W zespole znaleźli się także: włoski informatyk, szwedzkie studentki, brazylijscy absolwenci ekonomii, algierski muzyk, francuski projektant mody, brazylijska tancerka, koreańska studentka marketingu, francuska działaczka społeczna, polski prawnik, stewardessa itd. Każdy z nich szukał szczęścia, rozwoju i możliwości zaistnienia. Niektórym się udało, inni wrócili już do swoich krajów. Nie wytrzymali presji, nie wytrzymali upokorzenia, poddali się. Projektant, choć marzył, żeby być kolejnym McQueenem, dziś po wystawieniu kilku kolekcji na London Fashion Week, znowu pracuje w barze. Koszty życia w Wielkiej Brytanii sprowadzają nas bowiem do praktycznego poszukiwania możliwości zarobku, czasami porzucenia marzeń i planów na przyszłość, powrotu do pracy u podstaw. Zatem do ciebie, drogi rodaku, należy decyzja czy chcesz być sprzedawczynią w markecie w Polsce, otoczona rodziną i przyjaciółmi, czy jesteś gotowy na ciężką, często niewdzięczną pracę podobnego pokroju w obcym kraju, otoczona wszelkimi narodami, narażona na większą konkurencję i zmuszona do nieustannej walki o swoje stanowisko, bo za rogiem już czeka kłębiący się tłum konkurencji z całego świata. Benefitów nie dostaniesz na starcie, więc przygotuj także całkiem pokaźny worek oszczędności, który będzie topniał w zastraszającym tempie, naucz się cierpliwości, samodzielności, zaradności i pozytywnego myślenia. Nic nie spada z nieba, na wszystko trzeba solidnie zapracować, niezależnie od tego, gdzie jesteś.

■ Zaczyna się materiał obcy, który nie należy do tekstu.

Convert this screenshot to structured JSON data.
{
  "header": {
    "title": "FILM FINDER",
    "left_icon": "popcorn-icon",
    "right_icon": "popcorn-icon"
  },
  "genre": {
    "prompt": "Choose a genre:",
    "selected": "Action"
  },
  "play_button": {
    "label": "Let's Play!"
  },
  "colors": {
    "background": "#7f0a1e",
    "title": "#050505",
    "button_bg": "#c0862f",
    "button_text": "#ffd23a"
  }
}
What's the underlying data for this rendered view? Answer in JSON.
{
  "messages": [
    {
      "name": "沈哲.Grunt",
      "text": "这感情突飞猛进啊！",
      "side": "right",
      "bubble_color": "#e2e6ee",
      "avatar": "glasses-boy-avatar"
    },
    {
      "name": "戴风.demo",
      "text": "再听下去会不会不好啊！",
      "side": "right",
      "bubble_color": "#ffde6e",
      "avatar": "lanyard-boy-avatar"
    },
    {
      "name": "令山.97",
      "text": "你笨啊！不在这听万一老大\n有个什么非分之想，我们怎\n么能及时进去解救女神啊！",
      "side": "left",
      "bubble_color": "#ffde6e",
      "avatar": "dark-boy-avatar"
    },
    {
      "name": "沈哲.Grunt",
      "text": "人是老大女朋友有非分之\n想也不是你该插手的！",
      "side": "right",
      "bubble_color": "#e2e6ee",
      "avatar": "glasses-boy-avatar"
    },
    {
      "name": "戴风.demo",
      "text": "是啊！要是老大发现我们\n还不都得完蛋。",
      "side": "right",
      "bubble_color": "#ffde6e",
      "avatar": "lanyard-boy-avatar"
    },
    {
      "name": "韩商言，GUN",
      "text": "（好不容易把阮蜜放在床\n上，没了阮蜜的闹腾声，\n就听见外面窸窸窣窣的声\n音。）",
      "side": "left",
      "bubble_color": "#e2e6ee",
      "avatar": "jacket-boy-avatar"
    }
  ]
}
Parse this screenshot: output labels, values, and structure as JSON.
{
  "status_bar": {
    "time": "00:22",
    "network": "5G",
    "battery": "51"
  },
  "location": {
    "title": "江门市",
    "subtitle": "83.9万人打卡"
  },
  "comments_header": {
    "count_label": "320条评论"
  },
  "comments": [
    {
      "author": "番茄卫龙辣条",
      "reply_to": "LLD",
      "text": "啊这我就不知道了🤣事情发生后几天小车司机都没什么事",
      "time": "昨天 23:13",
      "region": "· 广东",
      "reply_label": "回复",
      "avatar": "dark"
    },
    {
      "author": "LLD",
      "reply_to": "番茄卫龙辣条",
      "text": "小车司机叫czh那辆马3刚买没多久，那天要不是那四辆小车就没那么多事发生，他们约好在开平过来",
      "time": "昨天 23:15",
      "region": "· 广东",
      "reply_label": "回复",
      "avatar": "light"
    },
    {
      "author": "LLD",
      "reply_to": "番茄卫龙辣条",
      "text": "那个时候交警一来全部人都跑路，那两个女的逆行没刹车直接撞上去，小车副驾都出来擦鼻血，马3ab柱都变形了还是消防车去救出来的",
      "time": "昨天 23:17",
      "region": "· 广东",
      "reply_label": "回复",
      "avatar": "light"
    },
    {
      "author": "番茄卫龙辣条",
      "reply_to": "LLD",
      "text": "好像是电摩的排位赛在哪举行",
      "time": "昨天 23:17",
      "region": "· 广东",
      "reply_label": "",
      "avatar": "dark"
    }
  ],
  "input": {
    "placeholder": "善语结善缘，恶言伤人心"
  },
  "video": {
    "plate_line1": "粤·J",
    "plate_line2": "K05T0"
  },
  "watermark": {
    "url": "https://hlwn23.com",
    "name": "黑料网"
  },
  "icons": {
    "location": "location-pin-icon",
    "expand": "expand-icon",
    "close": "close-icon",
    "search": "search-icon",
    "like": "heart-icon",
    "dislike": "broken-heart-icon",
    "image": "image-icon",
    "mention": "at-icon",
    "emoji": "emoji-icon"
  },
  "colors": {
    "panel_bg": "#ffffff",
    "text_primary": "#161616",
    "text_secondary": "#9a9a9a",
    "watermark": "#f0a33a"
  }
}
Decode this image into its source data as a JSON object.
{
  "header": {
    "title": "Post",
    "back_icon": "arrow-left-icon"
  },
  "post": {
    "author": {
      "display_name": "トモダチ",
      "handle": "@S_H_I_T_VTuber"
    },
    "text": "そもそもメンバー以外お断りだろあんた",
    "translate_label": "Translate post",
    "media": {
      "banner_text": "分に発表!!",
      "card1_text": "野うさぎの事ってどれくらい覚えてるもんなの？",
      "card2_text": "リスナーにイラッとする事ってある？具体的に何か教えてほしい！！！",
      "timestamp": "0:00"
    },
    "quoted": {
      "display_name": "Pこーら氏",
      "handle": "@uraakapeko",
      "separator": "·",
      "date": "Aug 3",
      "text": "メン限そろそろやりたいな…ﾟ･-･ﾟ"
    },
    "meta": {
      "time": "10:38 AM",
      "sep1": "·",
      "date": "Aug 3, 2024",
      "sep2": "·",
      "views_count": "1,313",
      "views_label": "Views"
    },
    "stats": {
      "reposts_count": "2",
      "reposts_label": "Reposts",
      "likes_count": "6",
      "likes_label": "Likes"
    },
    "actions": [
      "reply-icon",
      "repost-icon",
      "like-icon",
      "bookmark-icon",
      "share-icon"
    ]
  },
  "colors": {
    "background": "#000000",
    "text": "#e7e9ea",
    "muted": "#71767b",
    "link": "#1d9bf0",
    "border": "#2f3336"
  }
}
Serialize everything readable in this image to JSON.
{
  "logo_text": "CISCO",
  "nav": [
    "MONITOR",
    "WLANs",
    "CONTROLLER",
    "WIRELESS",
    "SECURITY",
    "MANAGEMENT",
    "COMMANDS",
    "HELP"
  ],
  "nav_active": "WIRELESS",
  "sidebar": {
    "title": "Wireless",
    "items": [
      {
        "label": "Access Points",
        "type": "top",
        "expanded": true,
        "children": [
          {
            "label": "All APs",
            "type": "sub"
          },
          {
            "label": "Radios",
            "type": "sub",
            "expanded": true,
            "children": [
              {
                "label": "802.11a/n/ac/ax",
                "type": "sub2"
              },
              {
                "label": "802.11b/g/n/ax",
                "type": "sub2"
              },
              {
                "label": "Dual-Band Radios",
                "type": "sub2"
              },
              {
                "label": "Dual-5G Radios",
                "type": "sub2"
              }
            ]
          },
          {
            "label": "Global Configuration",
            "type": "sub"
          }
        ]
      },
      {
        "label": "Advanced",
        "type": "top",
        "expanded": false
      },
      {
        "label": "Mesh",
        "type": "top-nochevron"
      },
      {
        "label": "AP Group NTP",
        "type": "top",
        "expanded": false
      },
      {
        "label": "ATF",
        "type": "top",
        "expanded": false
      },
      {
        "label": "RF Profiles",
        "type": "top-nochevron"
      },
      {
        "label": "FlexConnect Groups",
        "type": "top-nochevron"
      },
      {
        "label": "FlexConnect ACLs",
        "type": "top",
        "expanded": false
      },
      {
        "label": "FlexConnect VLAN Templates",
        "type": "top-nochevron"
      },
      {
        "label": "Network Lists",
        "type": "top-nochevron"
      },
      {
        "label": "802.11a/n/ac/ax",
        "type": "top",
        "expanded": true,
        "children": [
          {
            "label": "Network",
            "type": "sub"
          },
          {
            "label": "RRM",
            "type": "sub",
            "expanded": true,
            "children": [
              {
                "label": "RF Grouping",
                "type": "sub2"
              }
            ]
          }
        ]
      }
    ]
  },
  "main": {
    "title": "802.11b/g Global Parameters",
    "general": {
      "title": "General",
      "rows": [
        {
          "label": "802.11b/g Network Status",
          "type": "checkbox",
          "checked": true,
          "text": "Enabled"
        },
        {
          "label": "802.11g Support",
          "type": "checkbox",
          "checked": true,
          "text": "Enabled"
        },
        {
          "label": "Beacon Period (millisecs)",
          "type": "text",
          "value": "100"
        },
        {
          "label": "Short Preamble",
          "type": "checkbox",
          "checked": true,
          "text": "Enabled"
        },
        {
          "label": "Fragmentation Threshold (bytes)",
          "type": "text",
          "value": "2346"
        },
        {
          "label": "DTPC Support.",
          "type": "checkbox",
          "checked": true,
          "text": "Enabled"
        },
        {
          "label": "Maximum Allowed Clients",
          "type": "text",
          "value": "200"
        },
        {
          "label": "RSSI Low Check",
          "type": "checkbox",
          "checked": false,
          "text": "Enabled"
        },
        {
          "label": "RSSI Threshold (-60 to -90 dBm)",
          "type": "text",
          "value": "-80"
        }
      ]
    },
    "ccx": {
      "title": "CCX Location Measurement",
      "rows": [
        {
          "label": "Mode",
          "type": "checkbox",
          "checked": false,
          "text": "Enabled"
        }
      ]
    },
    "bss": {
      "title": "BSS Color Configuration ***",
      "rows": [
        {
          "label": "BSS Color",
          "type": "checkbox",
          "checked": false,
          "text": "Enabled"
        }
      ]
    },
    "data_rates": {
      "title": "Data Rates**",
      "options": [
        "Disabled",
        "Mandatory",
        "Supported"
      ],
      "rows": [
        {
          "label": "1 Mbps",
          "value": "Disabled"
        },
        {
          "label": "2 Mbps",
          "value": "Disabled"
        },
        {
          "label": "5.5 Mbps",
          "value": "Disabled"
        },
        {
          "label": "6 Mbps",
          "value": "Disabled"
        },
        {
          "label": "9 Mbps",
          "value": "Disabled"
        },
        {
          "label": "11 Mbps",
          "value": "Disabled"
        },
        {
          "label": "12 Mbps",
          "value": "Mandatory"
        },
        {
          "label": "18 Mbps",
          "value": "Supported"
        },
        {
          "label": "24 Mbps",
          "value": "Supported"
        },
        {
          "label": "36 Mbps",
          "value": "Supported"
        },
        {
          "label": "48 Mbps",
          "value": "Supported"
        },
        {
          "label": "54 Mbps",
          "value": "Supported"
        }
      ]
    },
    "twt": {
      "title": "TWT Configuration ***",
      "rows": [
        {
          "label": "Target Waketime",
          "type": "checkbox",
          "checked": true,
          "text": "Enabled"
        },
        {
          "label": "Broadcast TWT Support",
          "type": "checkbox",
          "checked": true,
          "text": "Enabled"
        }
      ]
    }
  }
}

Zmień miejsce albo myślenie
Zanim zatem pomyślisz o emigracji i zaczniesz szukać na liście facebookowej odpowiednich przyjaciół, zmień siebie i swoje myślenie o życiu. Nagle Polska może się okazać się rajem na ziemi. Nie proś o pomoc przyjaciół, czy fundacji pomagających Polakom. Oni są po to, żeby wspomóc potrzebujących na miejscu, a zaufajcie nam, jest ich bardzo wielu. Poza tym wiele znam wiele historii Polaków, którzy starali się jak mogli, aby pomóc nowemu przybyszowi, a efektem była utrata przyjaźni, bo nie mogli zrobić więcej niż zrobili, nie podołali wymaganiom i ograniczeniom osoby, która od nich zbyt wiele oczekiwała. To nie jest zła wola czy brak solidarności narodowej, to najczęściej przyjazny gest, mający na celu uświadomienie wam, że pora zmienić tok myślenia. Fundacje powstają po to, żeby ratować życie, a nie być agencjami pośrednictwa pracy. Pamiętaj o tym, rodaku, zanim postanowisz zaśmiecić skrzynkę mailową jednej z nich. Te kilka minut bowiem może uratować czyjeś życie, kogoś kto naprawdę potrzebuje pilnej pomocy tu i teraz.